C’est un mystère pour personne la presse et particulièrement la presse en ligne connaît de nombreuses difficultés économiques. Elle tente donc de trouver de nouveaux modèles économiques. Nombreux sont les quotidiens qui ont choisi l’option du “PayWall”, où une partie plus ou moins grande du contenu est payant, avec à côté des articles accessibles gratuitement.

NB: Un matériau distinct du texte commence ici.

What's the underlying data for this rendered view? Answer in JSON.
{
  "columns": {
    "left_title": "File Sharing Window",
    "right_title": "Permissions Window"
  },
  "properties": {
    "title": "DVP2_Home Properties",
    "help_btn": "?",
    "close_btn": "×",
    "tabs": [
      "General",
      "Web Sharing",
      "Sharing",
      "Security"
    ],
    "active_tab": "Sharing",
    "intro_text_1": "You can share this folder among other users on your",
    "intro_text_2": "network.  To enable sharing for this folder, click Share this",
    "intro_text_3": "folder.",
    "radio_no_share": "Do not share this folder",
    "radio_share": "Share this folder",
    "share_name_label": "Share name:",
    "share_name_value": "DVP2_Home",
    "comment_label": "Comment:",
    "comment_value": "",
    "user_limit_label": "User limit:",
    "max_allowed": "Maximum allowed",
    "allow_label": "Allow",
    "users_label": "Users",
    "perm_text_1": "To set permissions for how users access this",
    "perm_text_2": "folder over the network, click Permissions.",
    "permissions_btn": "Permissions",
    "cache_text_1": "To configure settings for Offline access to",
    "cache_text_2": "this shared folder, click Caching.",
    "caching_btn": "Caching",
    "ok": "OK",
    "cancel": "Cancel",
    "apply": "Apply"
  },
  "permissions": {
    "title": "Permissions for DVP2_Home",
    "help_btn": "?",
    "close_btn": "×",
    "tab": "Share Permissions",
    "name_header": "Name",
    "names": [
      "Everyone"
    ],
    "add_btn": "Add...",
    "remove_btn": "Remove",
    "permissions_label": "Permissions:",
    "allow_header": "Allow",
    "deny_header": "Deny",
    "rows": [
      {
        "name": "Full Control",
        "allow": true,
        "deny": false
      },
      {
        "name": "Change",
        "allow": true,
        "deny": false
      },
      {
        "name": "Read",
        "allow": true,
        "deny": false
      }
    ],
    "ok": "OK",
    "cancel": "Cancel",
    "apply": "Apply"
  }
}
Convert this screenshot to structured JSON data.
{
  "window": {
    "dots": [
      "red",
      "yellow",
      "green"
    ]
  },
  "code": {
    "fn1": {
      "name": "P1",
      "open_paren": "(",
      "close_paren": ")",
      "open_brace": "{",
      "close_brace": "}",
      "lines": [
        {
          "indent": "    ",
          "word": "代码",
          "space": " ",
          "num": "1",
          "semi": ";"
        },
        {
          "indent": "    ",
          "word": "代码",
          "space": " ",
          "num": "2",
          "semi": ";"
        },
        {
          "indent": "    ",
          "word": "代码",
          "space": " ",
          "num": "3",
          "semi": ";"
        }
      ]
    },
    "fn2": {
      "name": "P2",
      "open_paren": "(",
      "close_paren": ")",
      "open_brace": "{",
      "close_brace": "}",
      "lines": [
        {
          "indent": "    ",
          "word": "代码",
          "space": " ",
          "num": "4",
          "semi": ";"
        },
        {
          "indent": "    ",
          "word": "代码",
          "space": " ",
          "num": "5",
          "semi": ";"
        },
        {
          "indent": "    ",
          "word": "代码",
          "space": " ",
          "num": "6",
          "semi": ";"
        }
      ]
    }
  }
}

Le problème du “PayWall” et qu’il rend plus difficile de développer son audience. Elle atteint rapidement un “mur”, puisque l’article ne peut être largement partagé. Pour Won Hee Chang, un entrepreneur coréen il existe une solution alternative : s’appuyer sur les partages sociaux pour proposer gratuitement des articles.

Facebook-Coins

Il explique dans BusinessWeek adopter ce nouveau modèle pour relancer le magazine littéraire Sasangge, dont la parution a cessé en 1970, et donne des détails sur son fonctionnement :

Le contenu, disponible en anglais, sera d’abord gratuit. Lorsque les lecteurs se connecteront au site pour la première fois, ils recevront un certain nombre de points (appelés points de Karma, NDR) qui vont progressivement s’épuiser à mesure qu’ils cliquent sur les articles. Pour remonter leur niveau de points et maintenir l’accès libre, ils devront partager des articles du site via des réseaux sociaux comme Facebook et Twitter. C’est un peu comme le marketing multiniveau – plus les lecteurs propagent les articles, meilleur est leur accès. Ceux qui n’ont pas envie de partager le contenu peuvent acheter des points, cinq points coûtant 99 cents

Dit comme ça le modèle semble particulièrement intéressant puisque l’utilisateur accède gratuitement au contenu tout en  garantissant une audience plus large à l’organe de presse.

Il reste toutefois de nombreux points d’ombre, comme garantir un partage efficace, sera -t-il nécessaire d’avoir un nombre “d’amis” ou de “followers” minimal? Quid de la possibilité sur mobile? Combien coûtera un article? Réponse dans le courant de ce mois d’avril lorsque le magazine sera relancé.